"I had a chat with an old detective, who says to me about McGlory: 'He is a Fourth-warder by birth. He has a big pull in politics, but takes no direct part himself. He pays his way with the police, and that ends it. I have known him for years, and 'tough' as he is, I would take his word as quick as I would take the note of half the bank presidents of New York. His place is in the heart of a tenement region, where there are a great many unmarried men. Grouped around him are the rooms and haunts of hundreds of prostitutes, with their pimps, thieves and pick-pockets who thrive in such atmosphere. His place is head-quarters for them. These can not be suppressed, and it is part of the police policy to leave a few places like McGlory's where you can lay your hands on a man at any time, rather than scatter them indiscriminately over the city.'

"We go out on Hester street. It is a narrow, dirty, filthy street. It is the early morning—five o'clock. We had spent nearly five hours in the den. The air was reeking with the filthy odors of the night, but it was refreshing compared with the atmosphere we had left.

"We get in our carriage to go home.

"Three or four blocks up-town we pass Cooper Institute and the old Mercantile Library. A stone's throw from McGlory's are the great thoroughfares of the Bowery and Broadway. You could stand on his house-top and shoot a bullet into the City of Churches. I have not told the half, no, nor the tenth, of what we saw at his place. It can not be told. There is no newspaper would dare print it. There is no writer who could present it in shape for publication. It can only be hinted at. There is beastliness and depravity under his roof compared with which no chapter in the world's history is equal.
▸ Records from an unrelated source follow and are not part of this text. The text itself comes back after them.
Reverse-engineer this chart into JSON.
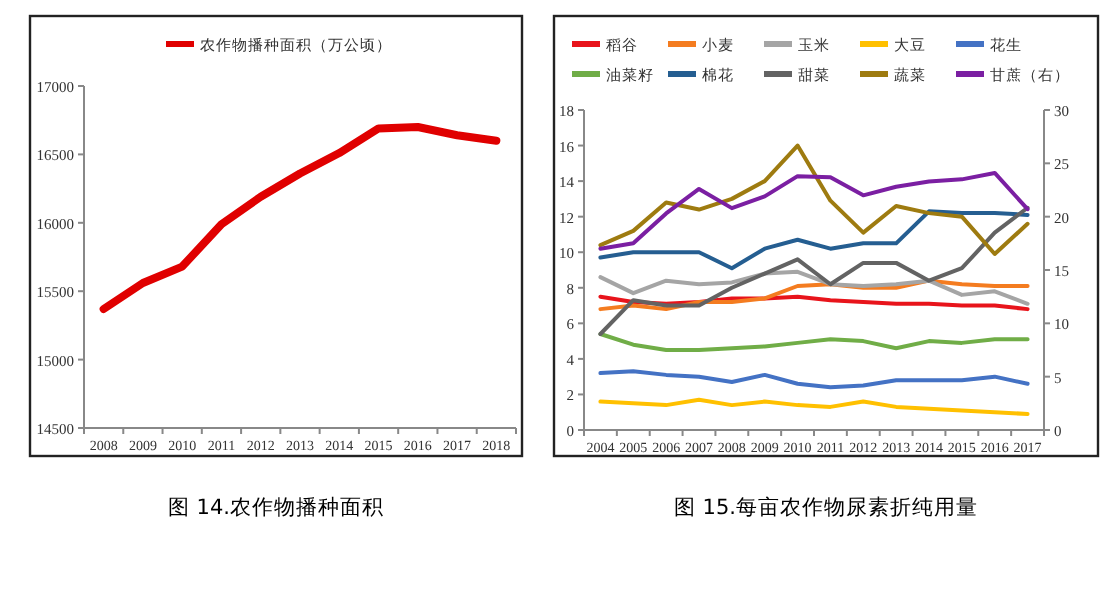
{
  "chart_data": [
    {
      "type": "line",
      "title": "图 14.农作物播种面积",
      "categories": [
        "2008",
        "2009",
        "2010",
        "2011",
        "2012",
        "2013",
        "2014",
        "2015",
        "2016",
        "2017",
        "2018"
      ],
      "series": [
        {
          "name": "农作物播种面积（万公顷）",
          "color": "#e00000",
          "values": [
            15370,
            15560,
            15680,
            15990,
            16190,
            16360,
            16510,
            16690,
            16700,
            16640,
            16600
          ]
        }
      ],
      "ylim": [
        14500,
        17000
      ],
      "yticks": [
        14500,
        15000,
        15500,
        16000,
        16500,
        17000
      ],
      "legend": "top",
      "grid": false
    },
    {
      "type": "line",
      "title": "图 15.每亩农作物尿素折纯用量",
      "categories": [
        "2004",
        "2005",
        "2006",
        "2007",
        "2008",
        "2009",
        "2010",
        "2011",
        "2012",
        "2013",
        "2014",
        "2015",
        "2016",
        "2017"
      ],
      "series": [
        {
          "name": "稻谷",
          "color": "#e8141b",
          "values": [
            7.5,
            7.2,
            7.1,
            7.2,
            7.4,
            7.4,
            7.5,
            7.3,
            7.2,
            7.1,
            7.1,
            7.0,
            7.0,
            6.8
          ]
        },
        {
          "name": "小麦",
          "color": "#f47c20",
          "values": [
            6.8,
            7.0,
            6.8,
            7.2,
            7.2,
            7.4,
            8.1,
            8.2,
            8.0,
            8.0,
            8.4,
            8.2,
            8.1,
            8.1
          ]
        },
        {
          "name": "玉米",
          "color": "#a5a5a5",
          "values": [
            8.6,
            7.7,
            8.4,
            8.2,
            8.3,
            8.8,
            8.9,
            8.2,
            8.1,
            8.2,
            8.4,
            7.6,
            7.8,
            7.1
          ]
        },
        {
          "name": "大豆",
          "color": "#ffc000",
          "values": [
            1.6,
            1.5,
            1.4,
            1.7,
            1.4,
            1.6,
            1.4,
            1.3,
            1.6,
            1.3,
            1.2,
            1.1,
            1.0,
            0.9
          ]
        },
        {
          "name": "花生",
          "color": "#4472c4",
          "values": [
            3.2,
            3.3,
            3.1,
            3.0,
            2.7,
            3.1,
            2.6,
            2.4,
            2.5,
            2.8,
            2.8,
            2.8,
            3.0,
            2.6
          ]
        },
        {
          "name": "油菜籽",
          "color": "#70ad47",
          "values": [
            5.4,
            4.8,
            4.5,
            4.5,
            4.6,
            4.7,
            4.9,
            5.1,
            5.0,
            4.6,
            5.0,
            4.9,
            5.1,
            5.1
          ]
        },
        {
          "name": "棉花",
          "color": "#255e91",
          "values": [
            9.7,
            10.0,
            10.0,
            10.0,
            9.1,
            10.2,
            10.7,
            10.2,
            10.5,
            10.5,
            12.3,
            12.2,
            12.2,
            12.1
          ]
        },
        {
          "name": "甜菜",
          "color": "#636363",
          "values": [
            5.4,
            7.3,
            7.0,
            7.0,
            8.0,
            8.8,
            9.6,
            8.2,
            9.4,
            9.4,
            8.4,
            9.1,
            11.1,
            12.5
          ]
        },
        {
          "name": "蔬菜",
          "color": "#9e7b10",
          "values": [
            10.4,
            11.2,
            12.8,
            12.4,
            13.0,
            14.0,
            16.0,
            12.9,
            11.1,
            12.6,
            12.2,
            12.0,
            9.9,
            11.6
          ]
        },
        {
          "name": "甘蔗（右）",
          "color": "#7b1fa2",
          "axis": "y2",
          "values": [
            17.0,
            17.5,
            20.3,
            22.6,
            20.8,
            21.9,
            23.8,
            23.7,
            22.0,
            22.8,
            23.3,
            23.5,
            24.1,
            20.7
          ]
        }
      ],
      "ylim": [
        0,
        18
      ],
      "yticks": [
        0,
        2,
        4,
        6,
        8,
        10,
        12,
        14,
        16,
        18
      ],
      "y2lim": [
        0,
        30
      ],
      "y2ticks": [
        0,
        5,
        10,
        15,
        20,
        25,
        30
      ],
      "legend": "top",
      "grid": false
    }
  ]
}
"Involuntarily, when I reached my apartment, I turned into the bath-room and bathed my face and hands. It was like getting a breath of heaven after experiencing a foretaste of sheol."

[C]HAPTER XXIII.

OUR WASTE BASKET.

Contemporaneous Records and Memoranda of Interesting Cases.
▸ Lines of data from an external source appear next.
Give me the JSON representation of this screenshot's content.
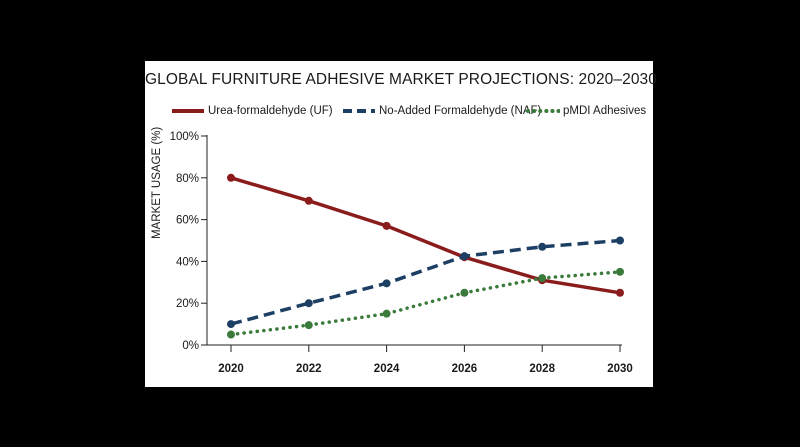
{
  "chart_data": {
    "type": "line",
    "title": "GLOBAL FURNITURE ADHESIVE MARKET PROJECTIONS: 2020–2030",
    "xlabel": "",
    "ylabel": "MARKET USAGE (%)",
    "x": [
      2020,
      2022,
      2024,
      2026,
      2028,
      2030
    ],
    "x_tick_labels": [
      "2020",
      "2022",
      "2024",
      "2026",
      "2028",
      "2030"
    ],
    "ylim": [
      0,
      100
    ],
    "y_ticks": [
      0,
      20,
      40,
      60,
      80,
      100
    ],
    "y_tick_labels": [
      "0%",
      "20%",
      "40%",
      "60%",
      "80%",
      "100%"
    ],
    "grid": false,
    "legend_position": "top",
    "series": [
      {
        "name": "Urea-formaldehyde (UF)",
        "values": [
          80,
          69,
          57,
          42,
          31,
          25
        ],
        "color": "#8b1c1c",
        "style": "solid"
      },
      {
        "name": "No-Added Formaldehyde (NAF)",
        "values": [
          10,
          20,
          29.5,
          42.5,
          47,
          50
        ],
        "color": "#1c3f63",
        "style": "dashed"
      },
      {
        "name": "pMDI Adhesives",
        "values": [
          5,
          9.5,
          15,
          25,
          32,
          35
        ],
        "color": "#3a7a3a",
        "style": "dotted"
      }
    ]
  }
}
[M]iss Ruff's Tribulations.

Miss Louise Ruff was a tall, fair-complexioned young lady of twenty-two, with a handsome form, lovely shoulders, handsome arms and bewitching address. Her family was well known on the east side of the town, and she had received a fairly liberal education. Miss Ruff, two or three years previous to the legal proceedings here chronicled, had the good or bad fortune to form the acquaintance of Mr. Julius Westfall, the well-to do proprietor of a couple of restaurants. Mr. Westfall was a Teutonic "masher" with which any Venus would have been justified in falling in love. He was a brunette with hyacinthine locks and lustrous black eyes, and with hands and feet too pretty, almost, for use. Mr. Julius Westfall fell violently in love with Louise. She had dropped in with a lady friend to drink a cup of coffee. From behind the receipt of custom he took an observation, and then he began to prance round, as one who had suddenly been attacked by a combination of the fire of St. Anthony and the dance of St. Vitus. He skipped around the saloon like a grasshopper on a gravel lot, and smiled, and smiled, and smiled—looking his Fourth-of-July prettiest. Of course Miss Ruff nudged her companion above the fifth rib, and whispered something complimentary to the beaming proprietor; and when the ladies left, he bowed them out with all the grace of a Belgravia footman.